If you think about it, these different views of probability are actually complementary. They’re not rival views because they are quite interrelated.

### The definitions complete each other

If you know that a physical process produces certain outcomes with certain long-term frequencies, it’s natural to think that the process has the physical propensity to produce these outcomes with that frequency. Then it’s also natural to adjust your degrees of belief (expectations) for each outcome, so they match that propensity. Or you can go the other way around and form your expectations for the frequency of occurrence of an outcome (by appealing to the law of large numbers) after a logical analysis of the sample space.

When I give examples of probabilities in my posts, I implicitly assume one or more of these definitions. It’s more natural to think about the probabilities of coin flips and die rolls as long-term frequencies or physical propensities. But when talking about the probability of rain or the probability of a particular hypothesis, it’s easier to assume the degree of belief/logical support definitions.

I usually don’t clarify which definition I’m using. I simply view probabilities as more general measures that satisfy Kolmogorov’s axioms. And I would personally encourage you to do the same.

Nevertheless, knowing these different philosophical definitions is helpful in getting an intuitive understanding of how probabilities relate to their mathematical definition and to the physical world. I hope this post gave you a better feeling of how to bridge this gap.

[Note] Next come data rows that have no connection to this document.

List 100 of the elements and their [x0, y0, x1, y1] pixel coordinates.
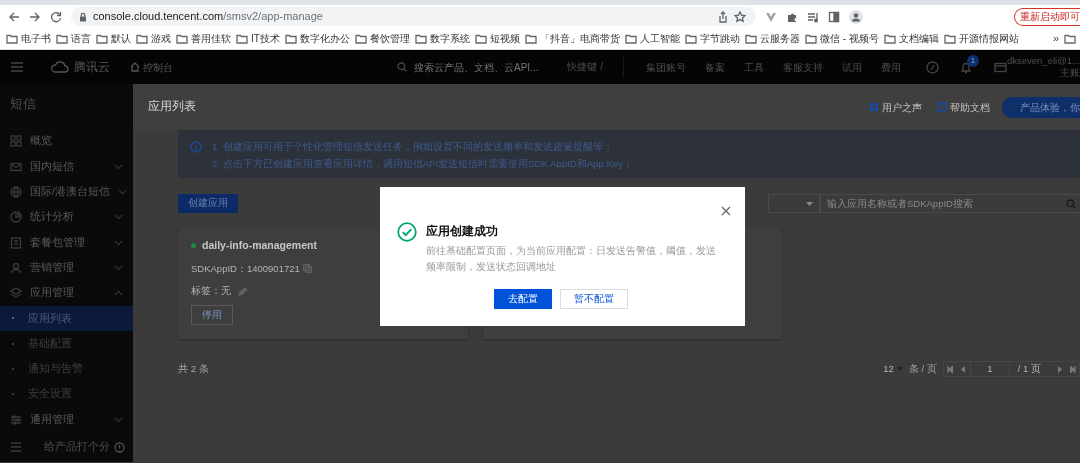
grid-icon	[10, 135, 22, 148]
configure-button[interactable]: 去配置	[494, 289, 552, 309]
tag-text: 标签：无	[191, 284, 231, 298]
last-page-icon[interactable]	[1069, 365, 1076, 373]
bookmark-folder[interactable]: 游戏	[136, 31, 171, 46]
reload-icon[interactable]	[50, 10, 62, 23]
pencil-icon[interactable]	[238, 286, 247, 296]
first-page-icon[interactable]	[947, 365, 954, 373]
envelope-icon	[10, 160, 22, 173]
bookmark-folder[interactable]: 善用佳软	[176, 31, 231, 46]
sidebar-item[interactable]: 通用管理	[0, 407, 133, 433]
more-bookmarks-button[interactable]: »	[1052, 30, 1059, 47]
disable-button[interactable]: 停用	[191, 305, 233, 326]
close-icon[interactable]	[721, 206, 731, 216]
folder-icon	[284, 33, 297, 44]
profile-icon[interactable]	[849, 9, 863, 24]
bookmark-folder[interactable]: 数字化办公	[284, 31, 350, 46]
search-icon	[397, 62, 407, 72]
help-docs-link[interactable]: 帮助文档	[937, 99, 990, 115]
folder-icon	[56, 33, 68, 44]
folder-icon	[684, 33, 697, 44]
skip-button[interactable]: 暂不配置	[560, 289, 628, 309]
folder-icon	[883, 33, 896, 44]
search-icon[interactable]	[1066, 198, 1076, 209]
bookmark-folder[interactable]: 默认	[96, 31, 131, 46]
create-app-button[interactable]: 创建应用	[178, 194, 238, 213]
bookmark-folder[interactable]: 语言	[56, 31, 91, 46]
bookmark-folder[interactable]: 云服务器	[744, 31, 800, 46]
star-icon[interactable]	[734, 10, 746, 23]
document-icon	[937, 102, 947, 112]
layers-icon	[10, 287, 22, 300]
bookmark-folder[interactable]: 微信 - 视频号	[804, 31, 879, 46]
address-bar[interactable]: console.cloud.tencent.com/smsv2/app-manage	[71, 7, 756, 26]
sidebar-item[interactable]: 概览	[0, 128, 133, 154]
back-icon[interactable]	[8, 10, 20, 23]
bookmark-folder[interactable]: 短视频	[474, 31, 520, 46]
folder-icon	[624, 33, 637, 44]
caret-icon	[806, 201, 813, 206]
notice-text: 1. 创建应用可用于个性化管理短信发送任务，例如设置不同的发送频率和发送超量提醒等；	[212, 140, 614, 154]
globe-icon	[10, 185, 22, 198]
folder-icon	[943, 33, 956, 44]
folder-icon	[176, 33, 188, 44]
url-text: console.cloud.tencent.com/smsv2/app-manage	[93, 9, 324, 25]
app-search-field[interactable]: 输入应用名称或者SDKAppID搜索	[820, 194, 1080, 213]
sidebar-item[interactable]: 营销管理	[0, 255, 133, 281]
notice-text: 2. 点击下方已创建应用查看应用详情，调用短信API发送短信时需要使用SDK AppID和App Key；	[212, 157, 633, 171]
total-count: 共 2 条	[178, 361, 209, 376]
home-icon[interactable]	[130, 62, 140, 72]
sidebar-item[interactable]: 应用管理	[0, 280, 133, 306]
relaunch-button[interactable]: 重新启动即可	[1014, 7, 1080, 26]
notification-badge: 1	[966, 54, 979, 67]
app-id-text: SDKAppID：1400901721	[191, 261, 300, 276]
forward-icon[interactable]	[29, 10, 41, 23]
bookmark-folder[interactable]: 文档编辑	[883, 31, 939, 46]
sidebar-item[interactable]: 统计分析	[0, 204, 133, 230]
bookmark-folder[interactable]: 电子书	[6, 31, 51, 46]
folder-icon	[96, 33, 108, 44]
sidebar-item[interactable]: 国内短信	[0, 154, 133, 180]
sidebar-item[interactable]: 套餐包管理	[0, 229, 133, 256]
promo-banner[interactable]: 产品体验，你	[1002, 96, 1080, 118]
folder-icon	[354, 33, 367, 44]
media-icon[interactable]	[807, 10, 819, 23]
bookmark-folder[interactable]: 字节跳动	[684, 31, 740, 46]
folder-icon[interactable]	[1064, 33, 1076, 44]
previous-page-icon[interactable]	[960, 365, 967, 373]
sidebar-item[interactable]: 国际/港澳台短信	[0, 179, 133, 205]
user-icon	[10, 261, 22, 274]
folder-icon	[524, 33, 537, 44]
page-size-select[interactable]: 12	[883, 361, 903, 377]
copy-icon[interactable]	[302, 264, 312, 274]
sliders-icon	[10, 413, 22, 426]
bookmark-folder[interactable]: 开源情报网站	[943, 31, 1019, 46]
cloud-icon[interactable]	[50, 61, 70, 73]
sidebar-title: 短信	[9, 95, 37, 113]
bookmark-folder[interactable]: 餐饮管理	[354, 31, 410, 46]
list-icon[interactable]	[10, 442, 22, 453]
help-icon[interactable]	[114, 441, 125, 453]
menu-icon[interactable]	[10, 61, 24, 73]
bookmark-folder[interactable]: IT技术	[236, 31, 280, 46]
bookmark-folder[interactable]: 人工智能	[624, 31, 680, 46]
v-icon[interactable]	[765, 10, 777, 23]
card-icon[interactable]	[993, 61, 1007, 73]
bookmark-folder[interactable]: 数字系统	[414, 31, 470, 46]
brand-name: 腾讯云	[74, 59, 110, 76]
folder-icon	[474, 33, 487, 44]
search-field[interactable]: 搜索云产品、文档、云API...	[412, 58, 551, 76]
feedback-link[interactable]: 用户之声	[869, 99, 922, 115]
folder-icon	[414, 33, 427, 44]
folder-icon	[744, 33, 757, 44]
folder-icon	[136, 33, 148, 44]
sidebar-icon[interactable]	[828, 10, 840, 23]
console-link[interactable]: 控制台	[143, 59, 173, 75]
folder-icon	[6, 33, 18, 44]
bookmark-folder[interactable]: 「抖音」电商带货	[524, 31, 620, 46]
bell-icon[interactable]	[959, 60, 972, 74]
lock-icon	[79, 11, 87, 22]
next-page-icon[interactable]	[1056, 365, 1063, 373]
share-icon[interactable]	[718, 10, 728, 23]
page-number-field[interactable]: 1	[969, 362, 1010, 376]
total-pages: / 1 页	[1016, 361, 1042, 376]
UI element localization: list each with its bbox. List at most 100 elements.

If you liked this post, be sure to also check out my post comparing Frequentist and Bayesian approaches to statistics.

Georgi Georgiev says

It’s funny that you’d say that Fisher was interested in the performance of the procedure as only justification when in fact modern Fisherians blame this on N-P practitioners, claiming that Fisher did no such thing 🙂 A discussion on the topic can be seen here: https://errorstatistics.com/2014/08/17/are-p-values-error-probabilities-installment-1/

Same can be said for Pierce, he, just as Fisher, was much more behavioristic than described here, while Neyman was even more behavioristic than Pierce: https://errorstatistics.com/2016/08/16/performance-or-probativeness-e-s-pearsons-statistical-philosophy-2/

The Cthaeh says

Is it possible your comment was intended for another post? 🙂

Georgi Georgiev says

No, that’s the one, but if you find it irrelevant to the article for some reason, feel free to remove it 🙂

The Cthaeh says

Could you quote the parts of the article you’re responding to? I’m not sure what you mean by “the performance of the procedure”.